Die San Antonio Spurs treten heute Abend im Gainbridge Fieldhouse an und streben ihren fünften Sieg in Folge an, und seien wir ehrlich, es fühlt sich an wie ein ganz normaler Dienstag. Sie treffen auf ein Indiana Pacers-Team, das im Grunde nur noch die Saison zu Ende spielt und mit einem miserablen 15-55-Rekord am Ende der Eastern Conference sitzt. Auf dem Papier sollte dies ein Spaziergang für ein Spurs-Team sein, das 52-18 steht und auf einen weiteren hohen Platz in der Western Conference zusteuert.
Aber hier ist die Sache: San Antonio "überrollt" niemanden, nicht wirklich. Sie machen einfach ihren Job. Schon immer. Während alle die Rekordjagd der Warriors oder die Big Three der Cavaliers bejubeln, haben die Spurs still und leise einen 10-Spiele-Vorsprung vor den drittplatzierten Thunder im Westen aufgebaut. Das ist kein Zufall. Das ist ein Beweis für Gregg Popovichs System und einen Kader, der sich mehr als jeder andere in der Liga engagiert. Kawhi Leonard, der beim 105-92-Sieg am Samstag gegen die Warriors 26 Punkte und 7 Rebounds erzielte, ist nicht auffällig, aber er ist zu einem legitimen MVP-Kandidaten geworden, oft übersehen, weil er nicht alle fünf Minuten twittert.
**Die stille Dominanz von Leonard und Aldridge**
Erinnern Sie sich, als alle die Verpflichtung von LaMarcus Aldridge in Frage stellten? Sagten, es würde nicht passen, dass er zu sehr ein Post-Up-Spieler für Pops freifließende Offensive sei? Nun, Aldridge erzielt durchschnittlich 18 Punkte und 8,6 Rebounds, und er war maßgeblich an ihrem jüngsten Aufschwung beteiligt. Er hatte 27 Punkte und 10 Rebounds gegen die Heat am 15. März, ein Spiel, das die Spurs mit 16 Punkten gewannen. Das ist die Art von konstanter Leistung, die nicht immer Schlagzeilen macht, aber Jahr für Jahr über 50 Spiele gewinnt.

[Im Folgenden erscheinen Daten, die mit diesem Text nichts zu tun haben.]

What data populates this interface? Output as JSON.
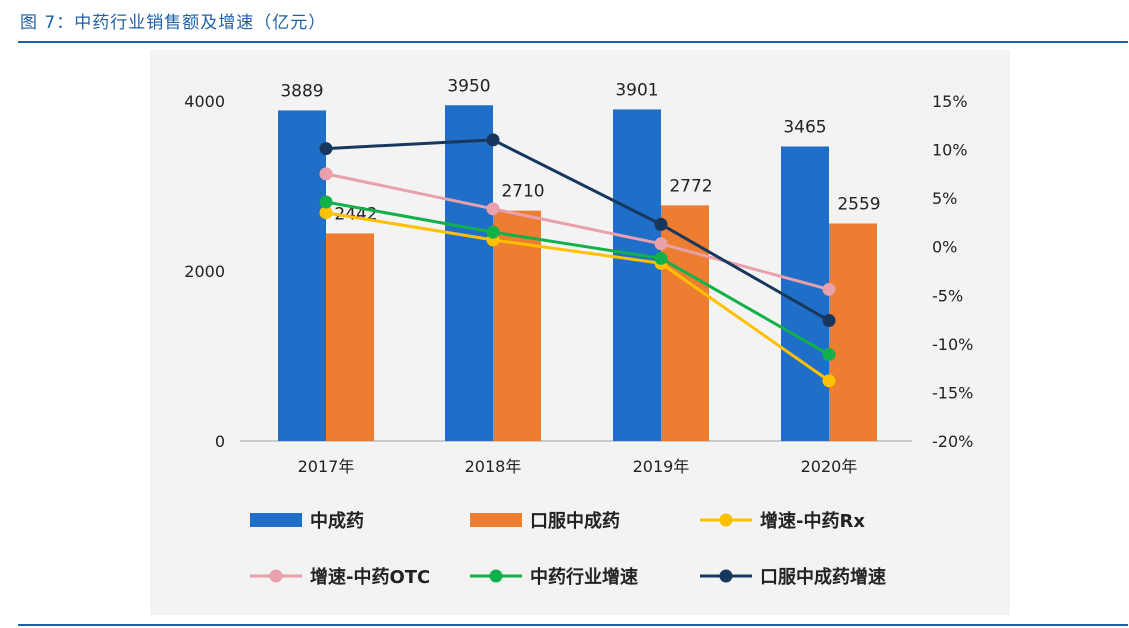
{
  "header": {
    "title": "图 7：中药行业销售额及增速（亿元）"
  },
  "chart_data": {
    "type": "bar",
    "title": "",
    "categories": [
      "2017年",
      "2018年",
      "2019年",
      "2020年"
    ],
    "left_axis": {
      "ylim": [
        0,
        4000
      ],
      "ticks": [
        "0",
        "2000",
        "4000"
      ]
    },
    "right_axis": {
      "ylim": [
        -20,
        15
      ],
      "ticks": [
        "-20%",
        "-15%",
        "-10%",
        "-5%",
        "0%",
        "5%",
        "10%",
        "15%"
      ]
    },
    "grid": false,
    "legend_placement": "bottom",
    "bar_series": [
      {
        "name": "中成药",
        "color": "#1f6fc9",
        "values": [
          3889,
          3950,
          3901,
          3465
        ],
        "labels": [
          "3889",
          "3950",
          "3901",
          "3465"
        ]
      },
      {
        "name": "口服中成药",
        "color": "#ed7d31",
        "values": [
          2442,
          2710,
          2772,
          2559
        ],
        "labels": [
          "2442",
          "2710",
          "2772",
          "2559"
        ]
      }
    ],
    "line_series": [
      {
        "name": "增速-中药Rx",
        "color": "#ffc000",
        "values": [
          3.5,
          0.7,
          -1.7,
          -13.8
        ]
      },
      {
        "name": "增速-中药OTC",
        "color": "#e8a0ac",
        "values": [
          7.5,
          3.9,
          0.3,
          -4.4
        ]
      },
      {
        "name": "中药行业增速",
        "color": "#12b04a",
        "values": [
          4.6,
          1.5,
          -1.2,
          -11.1
        ]
      },
      {
        "name": "口服中成药增速",
        "color": "#17375e",
        "values": [
          10.1,
          11.0,
          2.3,
          -7.6
        ]
      }
    ]
  }
}
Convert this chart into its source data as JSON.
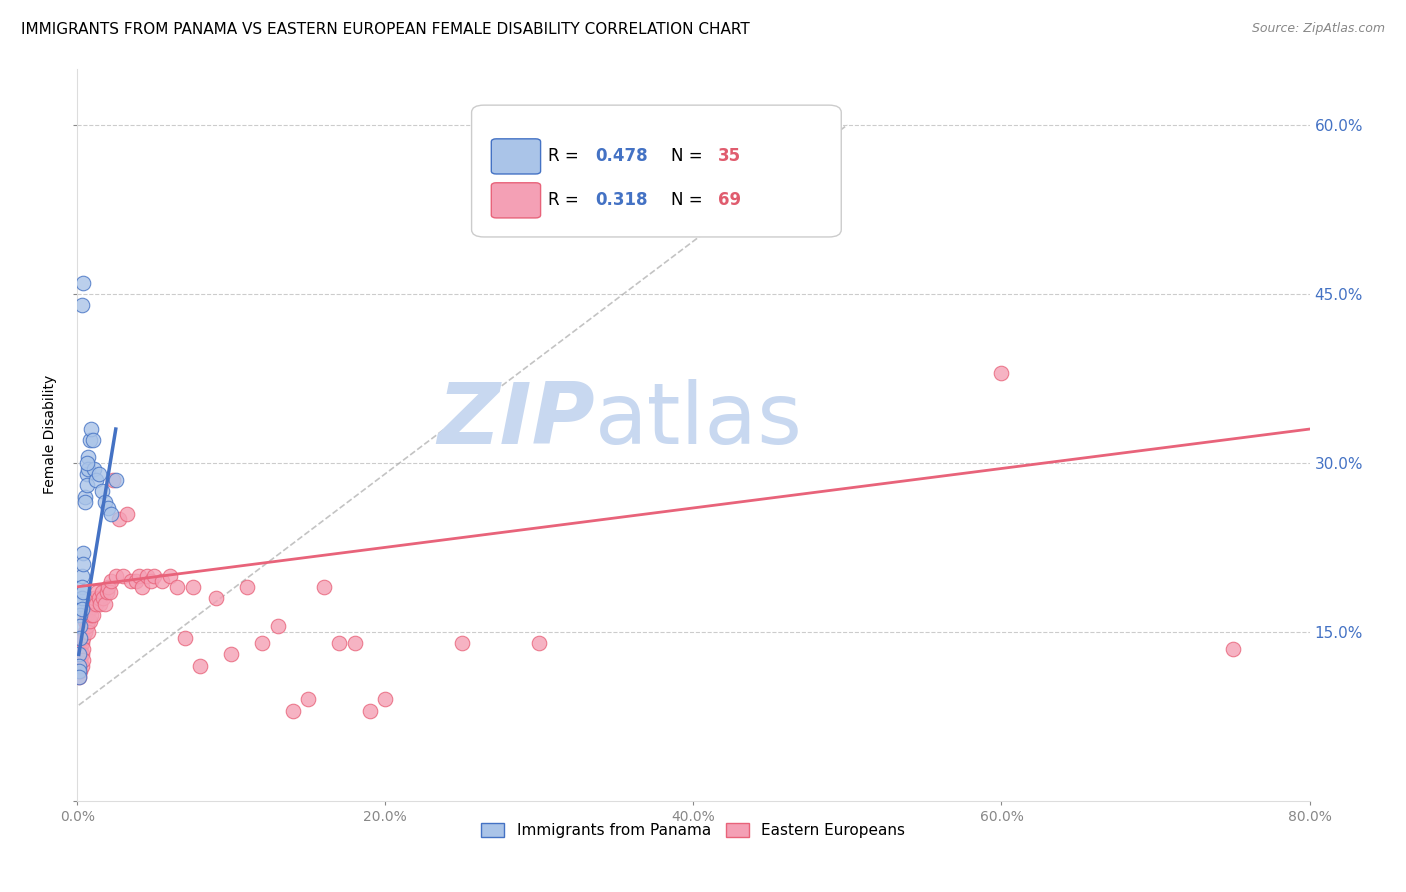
{
  "title": "IMMIGRANTS FROM PANAMA VS EASTERN EUROPEAN FEMALE DISABILITY CORRELATION CHART",
  "source": "Source: ZipAtlas.com",
  "ylabel": "Female Disability",
  "xlim": [
    0.0,
    0.8
  ],
  "ylim": [
    0.0,
    0.65
  ],
  "yticks": [
    0.0,
    0.15,
    0.3,
    0.45,
    0.6
  ],
  "xticks": [
    0.0,
    0.2,
    0.4,
    0.6,
    0.8
  ],
  "series1_name": "Immigrants from Panama",
  "series1_color": "#aac4e8",
  "series1_R": "0.478",
  "series1_N": "35",
  "series2_name": "Eastern Europeans",
  "series2_color": "#f4a0b5",
  "series2_R": "0.318",
  "series2_N": "69",
  "blue_color": "#4472c4",
  "pink_color": "#e8637a",
  "legend_N_color": "#e05c6e",
  "watermark_zip": "ZIP",
  "watermark_atlas": "atlas",
  "watermark_color": "#c8d8f0",
  "title_fontsize": 11,
  "axis_label_fontsize": 9,
  "tick_fontsize": 10,
  "background_color": "#ffffff",
  "panama_x": [
    0.001,
    0.001,
    0.001,
    0.001,
    0.002,
    0.002,
    0.002,
    0.002,
    0.003,
    0.003,
    0.003,
    0.003,
    0.004,
    0.004,
    0.004,
    0.005,
    0.005,
    0.006,
    0.006,
    0.007,
    0.007,
    0.008,
    0.009,
    0.01,
    0.011,
    0.012,
    0.014,
    0.016,
    0.018,
    0.02,
    0.022,
    0.025,
    0.003,
    0.004,
    0.006
  ],
  "panama_y": [
    0.13,
    0.12,
    0.115,
    0.11,
    0.175,
    0.165,
    0.155,
    0.145,
    0.2,
    0.19,
    0.18,
    0.17,
    0.22,
    0.21,
    0.185,
    0.27,
    0.265,
    0.29,
    0.28,
    0.305,
    0.295,
    0.32,
    0.33,
    0.32,
    0.295,
    0.285,
    0.29,
    0.275,
    0.265,
    0.26,
    0.255,
    0.285,
    0.44,
    0.46,
    0.3
  ],
  "eastern_x": [
    0.001,
    0.001,
    0.001,
    0.002,
    0.002,
    0.002,
    0.003,
    0.003,
    0.003,
    0.004,
    0.004,
    0.004,
    0.005,
    0.005,
    0.006,
    0.006,
    0.007,
    0.007,
    0.008,
    0.008,
    0.009,
    0.01,
    0.01,
    0.011,
    0.012,
    0.013,
    0.014,
    0.015,
    0.016,
    0.017,
    0.018,
    0.019,
    0.02,
    0.021,
    0.022,
    0.023,
    0.025,
    0.027,
    0.03,
    0.032,
    0.035,
    0.038,
    0.04,
    0.042,
    0.045,
    0.048,
    0.05,
    0.055,
    0.06,
    0.065,
    0.07,
    0.075,
    0.08,
    0.09,
    0.1,
    0.11,
    0.12,
    0.13,
    0.14,
    0.15,
    0.16,
    0.17,
    0.18,
    0.19,
    0.2,
    0.25,
    0.3,
    0.6,
    0.75
  ],
  "eastern_y": [
    0.13,
    0.12,
    0.11,
    0.135,
    0.125,
    0.115,
    0.14,
    0.13,
    0.12,
    0.145,
    0.135,
    0.125,
    0.16,
    0.15,
    0.165,
    0.155,
    0.16,
    0.15,
    0.17,
    0.16,
    0.165,
    0.175,
    0.165,
    0.18,
    0.175,
    0.185,
    0.18,
    0.175,
    0.185,
    0.18,
    0.175,
    0.185,
    0.19,
    0.185,
    0.195,
    0.285,
    0.2,
    0.25,
    0.2,
    0.255,
    0.195,
    0.195,
    0.2,
    0.19,
    0.2,
    0.195,
    0.2,
    0.195,
    0.2,
    0.19,
    0.145,
    0.19,
    0.12,
    0.18,
    0.13,
    0.19,
    0.14,
    0.155,
    0.08,
    0.09,
    0.19,
    0.14,
    0.14,
    0.08,
    0.09,
    0.14,
    0.14,
    0.38,
    0.135
  ],
  "pink_line_x": [
    0.0,
    0.8
  ],
  "pink_line_y": [
    0.19,
    0.33
  ],
  "blue_line_x": [
    0.001,
    0.025
  ],
  "blue_line_y": [
    0.13,
    0.33
  ],
  "dash_line_x": [
    0.001,
    0.5
  ],
  "dash_line_y": [
    0.085,
    0.6
  ]
}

Aber die wahre Geschichte ist Leonard. Er hat sich vom Defensivspezialisten zum Two-Way-Superstar entwickelt. Sein Offensivspiel hat sich dramatisch erweitert, er trifft in dieser Saison 45 % von der Dreipunktlinie, gegenüber 37 % im letzten Jahr. Das ist ein gewaltiger Sprung für einen Spieler, der auf einer Seite des Feldes bereits elitär war. Und seine Verteidigung hat kein bisschen nachgelassen; er schaltet immer noch routinemäßig den besten Scorer des gegnerischen Teams aus. Paul George, obwohl er mit 23,3 Punkten pro Spiel der einzige Lichtblick der Pacers in dieser Saison ist, wird heute Abend alle Hände voll zu tun haben. Es ist schwer vorstellbar, dass er viel Spielraum bekommt, wenn Leonard ihn ständig bewacht.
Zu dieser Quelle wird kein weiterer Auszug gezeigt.